The policyholder is also called the insuree.
Premium
- The amount of money an insurance company charges for insurance
coverage.
Probate
- The legal procedure settled by a state court of law that
identifies the heirs to your estate and determines their
legally entitled share. Probate is time consuming and expensive.
The cost ranges between 6 and 10 percent of the value of
your estate, according to the National Association of Financial
& Estate Planning.
Quote
- An estimate of the cost of insurance, based on information
supplied to the insurance company by the applicant.
Secondary
Beneficiary - An alternate beneficiary designated to
receive payment, usually in the event the original beneficiary
predeceases the insured.
Standard
Risk - Person who, according to a company's underwriting
standards, is entitled to insurance protection without extra
rating or special restrictions.
Substandard
Risk - Person who is considered an under-average or
impaired insurance risk because of physical condition, family
or personal history of disease, occupation, residence in
unhealthy climate or dangerous habits.
Surrender
- To terminate or cancel a life insurance policy before
the maturity date. In the case of a cash value policy, the
policyholder may exercise one of the nonforfeiture options
at the time of surrender.
Underwriting
- The process of selecting applicants for insurance and
classifying them according to their degrees of insurability
so that the appropriate premium rates may be charged. The
process includes rejection of unacceptable risks.
Variable
Life - A form of permanent insurance that allows the
policyholder to invest a portion of the cash value of the
policy in a portfolio of stock, bond and money market investments.
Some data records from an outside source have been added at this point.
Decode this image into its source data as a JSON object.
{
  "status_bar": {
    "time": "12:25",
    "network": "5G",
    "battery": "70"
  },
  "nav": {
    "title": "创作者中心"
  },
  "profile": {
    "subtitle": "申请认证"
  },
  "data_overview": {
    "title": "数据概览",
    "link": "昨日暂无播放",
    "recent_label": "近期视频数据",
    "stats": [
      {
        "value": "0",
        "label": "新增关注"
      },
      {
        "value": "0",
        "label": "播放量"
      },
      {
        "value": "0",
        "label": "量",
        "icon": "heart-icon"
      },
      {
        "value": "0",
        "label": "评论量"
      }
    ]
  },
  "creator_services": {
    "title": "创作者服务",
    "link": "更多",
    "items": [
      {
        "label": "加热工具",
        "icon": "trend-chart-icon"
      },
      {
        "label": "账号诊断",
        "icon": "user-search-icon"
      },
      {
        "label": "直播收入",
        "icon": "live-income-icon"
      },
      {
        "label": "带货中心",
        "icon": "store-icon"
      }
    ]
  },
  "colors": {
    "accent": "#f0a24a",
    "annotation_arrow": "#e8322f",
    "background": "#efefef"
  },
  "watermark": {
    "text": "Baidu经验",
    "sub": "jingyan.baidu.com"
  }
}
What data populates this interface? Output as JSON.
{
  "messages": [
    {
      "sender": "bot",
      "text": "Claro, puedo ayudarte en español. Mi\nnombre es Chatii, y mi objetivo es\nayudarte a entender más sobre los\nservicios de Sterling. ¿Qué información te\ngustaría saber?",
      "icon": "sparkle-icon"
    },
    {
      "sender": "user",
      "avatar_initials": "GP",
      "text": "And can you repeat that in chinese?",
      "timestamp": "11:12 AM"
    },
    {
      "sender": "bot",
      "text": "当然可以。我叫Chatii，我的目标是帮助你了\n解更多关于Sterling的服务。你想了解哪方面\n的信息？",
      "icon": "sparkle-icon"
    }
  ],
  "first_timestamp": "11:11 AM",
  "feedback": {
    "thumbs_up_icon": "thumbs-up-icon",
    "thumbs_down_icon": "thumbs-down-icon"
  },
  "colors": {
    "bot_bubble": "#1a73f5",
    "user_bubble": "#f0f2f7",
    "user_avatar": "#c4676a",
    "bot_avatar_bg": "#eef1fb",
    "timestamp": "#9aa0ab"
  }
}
Premiums are fixed and a share of them is allocated to the
investment portfolio. The policyholder bears the risk from
these investments in the form of a cash value and death
benefit that fluctuates with the performance of the investment
portfolio.
Variable
Universal Life Insurance - A type of permanent insurance
that combines the features of variable and universal life
insurance. Specifically, the policy allows the policyholder
to change his premiums based on income and needs (which
is characteristic of a universal life policy) with the flexibility
of investing a share of the premium in a portfolio of stock,
bond and money market investments (which is characteristic
of a variable life policy).
Waiting
Period - A period of time set forth in a policy which
must pass before some or all coverages begin.